The San Francisco Symphony’s concert Thursday evening was a shock to the system then. Only one work was on the program: the SF Symphony premiere of Ferruccio Busoni’s Piano Concerto in C Major, a massive, rarely performed composition from 1904. Igor Levit, here for a two-week residency with the orchestra, was the soloist. The piece lasts well over an hour and contains some of the most difficult music ever written for the piano. But the sheer energy and dynamism of the score also made for one of the most enjoyable orchestral experiences I can remember. Busoni absorbs the characteristic features of the Romantic concerto and dials them up to 11. For any weary concertgoer, this performance was like a shot of pure adrenaline.
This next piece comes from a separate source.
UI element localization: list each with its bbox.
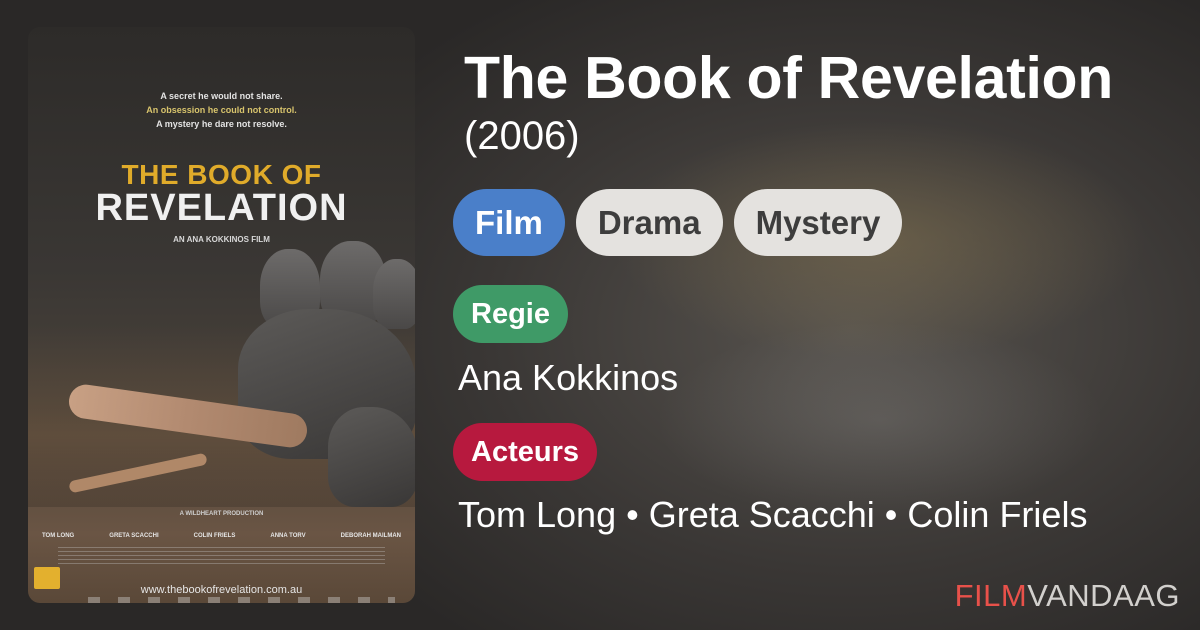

Over its five movements, this sprawling concerto presents a kaleidoscope of styles, atmospheres, and moods. Levit delivered a sparkling account of the piece, backed by an assured Esa-Pekka Salonen and a vigorous, energetic SF Symphony and Chorus. Busoni, who premiered the concerto himself, was one of the greatest virtuosos of his time, but his piano writing is not the seductive emotionality of Franz Liszt or Sergei Rachmaninoff. Rather, the piano grinds away along with the orchestra like a mechanical engine, propelling the ensemble forward like a heat-seeking missile.
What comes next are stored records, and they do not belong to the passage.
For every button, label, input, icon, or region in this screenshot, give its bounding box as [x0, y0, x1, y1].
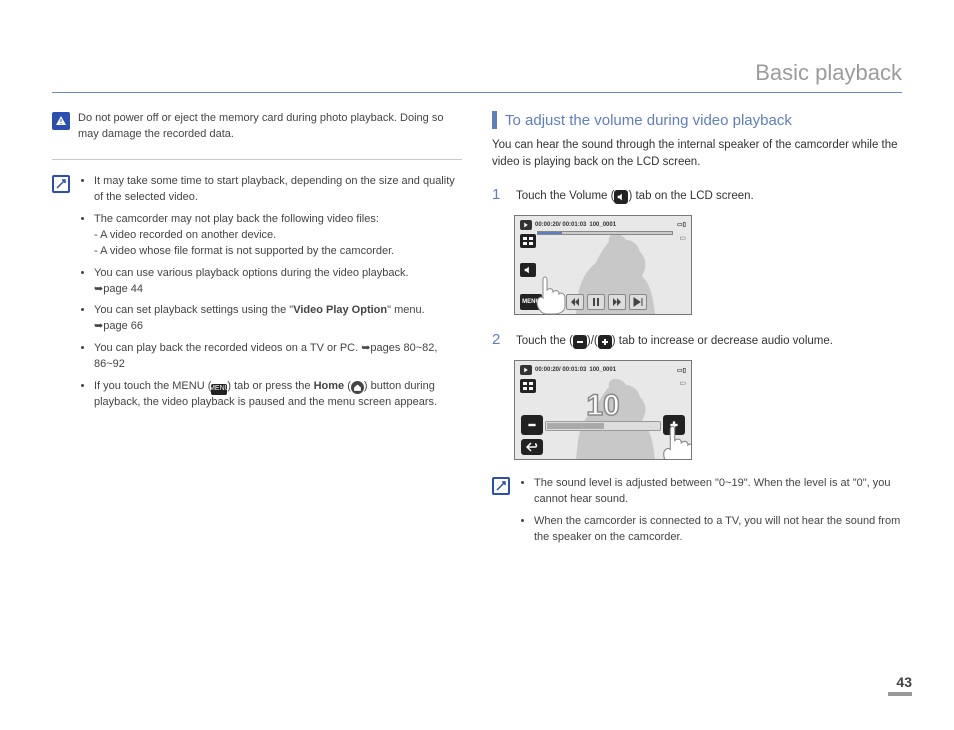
note-item: When the camcorder is connected to a TV,… — [534, 514, 902, 546]
section-intro: You can hear the sound through the inter… — [492, 137, 902, 172]
volume-down-button[interactable] — [521, 415, 543, 435]
warning-box: Do not power off or eject the memory car… — [52, 111, 462, 143]
right-column: To adjust the volume during video playba… — [492, 111, 902, 568]
note-item: It may take some time to start playback,… — [94, 174, 462, 206]
lcd-screen-playback: 00:00:20/ 00:01:03 100_0001 ▭▯ ▭ MENU — [514, 215, 692, 315]
pause-button[interactable] — [587, 294, 605, 310]
note-icon — [492, 477, 510, 495]
page-number: 43 — [896, 674, 912, 690]
warning-icon — [52, 112, 70, 130]
left-column: Do not power off or eject the memory car… — [52, 111, 462, 568]
note-item: You can use various playback options dur… — [94, 266, 462, 298]
card-icon: ▭ — [679, 234, 686, 242]
home-icon — [351, 381, 364, 394]
warning-text: Do not power off or eject the memory car… — [78, 111, 462, 143]
lcd-timecode: 00:00:20/ 00:01:03 — [535, 222, 586, 228]
progress-bar[interactable] — [537, 231, 673, 235]
rewind-button[interactable] — [566, 294, 584, 310]
next-button[interactable] — [629, 294, 647, 310]
note-item: The camcorder may not play back the foll… — [94, 212, 462, 260]
section-heading: To adjust the volume during video playba… — [492, 111, 902, 129]
step-number: 1 — [492, 186, 506, 205]
note-item: You can set playback settings using the … — [94, 303, 462, 335]
note-box: It may take some time to start playback,… — [52, 174, 462, 417]
note-icon — [52, 175, 70, 193]
finger-pointer-icon — [533, 274, 567, 314]
page-title: Basic playback — [52, 60, 902, 93]
lcd-timecode: 00:00:20/ 00:01:03 — [535, 367, 586, 373]
step-number: 2 — [492, 331, 506, 350]
heading-marker — [492, 111, 497, 129]
menu-icon: MENU — [211, 384, 227, 395]
back-button[interactable] — [521, 439, 543, 455]
thumbnail-icon[interactable] — [520, 234, 536, 248]
play-indicator-icon — [520, 220, 532, 230]
note-item: You can play back the recorded videos on… — [94, 341, 462, 373]
play-indicator-icon — [520, 365, 532, 375]
volume-track[interactable] — [545, 421, 661, 431]
battery-icon: ▭▯ — [677, 221, 686, 228]
plus-icon — [598, 335, 612, 349]
forward-button[interactable] — [608, 294, 626, 310]
battery-icon: ▭▯ — [677, 367, 686, 374]
note-list-right: The sound level is adjusted between "0~1… — [518, 476, 902, 552]
step-2: 2 Touch the ()/() tab to increase or dec… — [492, 331, 902, 350]
minus-icon — [573, 335, 587, 349]
lcd-filename: 100_0001 — [589, 367, 616, 373]
lcd-screen-volume: 00:00:20/ 00:01:03 100_0001 ▭▯ ▭ 10 — [514, 360, 692, 460]
note-box-right: The sound level is adjusted between "0~1… — [492, 476, 902, 552]
lcd-filename: 100_0001 — [589, 222, 616, 228]
note-item: The sound level is adjusted between "0~1… — [534, 476, 902, 508]
card-icon: ▭ — [679, 379, 686, 387]
divider — [52, 159, 462, 160]
volume-icon — [614, 190, 628, 204]
note-list: It may take some time to start playback,… — [78, 174, 462, 417]
step-1: 1 Touch the Volume () tab on the LCD scr… — [492, 186, 902, 205]
note-item: If you touch the MENU (MENU) tab or pres… — [94, 379, 462, 411]
finger-pointer-icon — [659, 423, 692, 460]
page-number-underline — [888, 692, 912, 696]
Busoni was a radical. In his writings, he anticipated the advent of microtonal and electronic music, and some of his works test the limits of traditional harmony. But he was also a classicist. He believed in the importance of tradition, and he favored the formally rigorous technique of Johannes Brahms over the imagistic and programmatic aesthetic of Richard Wagner.
Busoni’s concerto reflects these contradictions. As if to counterbalance the experimentalism of the five-movement piece (which includes an “invisible” male choir singing an exoticist German poem in the final movement), Busoni places the concerto in C major, the most basic and elemental of keys. Although the work is scored for large orchestra, the orchestration is surprisingly transparent; the phrases are orderly and well demarcated, and the harmony frequently resolves into stable consonant chords.
The piece requires full commitment from its performing forces, and Levit, Salonen, and the orchestra and chorus were undaunted by the task. Levit achieved his characteristically crystalline tone, executed Busoni’s never-ending reams of arpeggios with complete assurance, and plunged tirelessly through the kinetic and playful second and fourth movements. If the performance exhausted him, he certainly didn’t show it. Salonen was in his element, too; he led the orchestra, which sounded particularly robust and present, with exuberance.
Levit presents himself as a rebel. Like Busoni, he has a utopian imagination and ambitions that overleap the conventional strictures of classical music. He is known for tackling imposing repertoire — his debut recording was of Beethoven’s late piano sonatas — and his nimble, colorful playing generally lives up to his philosophical pretensions, even if some of it conveys the hyperactive energy of a child in a rush. A few of Levit’s unconventional choices, like replacing the usual tuxedo with an all-black getup ripped out of Berlin’s club scene and his Glenn Gould-esque gestures, have a whiff of unconventionality for its own sake. Like some of his political pronouncements, these choices advertise Levit’s rebelliousness without substantively undermining the traditions they seek to resist.
By far the most radical, surprising, and engaging element of the evening was the substance of Busoni’s concerto itself. The success of this program — the hall was packed on Thursday night and the performance rapturously received — is a testament to the power of adventurous, outsized, even unreasonable pieces of art. Recently, the production of such works as Richard Strauss’s fairy-tale opera Die frau ohne Schatten at SF Opera, or Ari Aster’s three-hour experimental epic film Beau Is Afraid, suggests that there is still an appetite for art that is challenging, ambitious, and willing to border on the absurd.
The SF Symphony’s performance was a refreshing reminder that music — even a piano concerto that’s more than 100 years old — can elicit feelings of awe, surprise, and wonder. And that, in the end, is what it’s all about.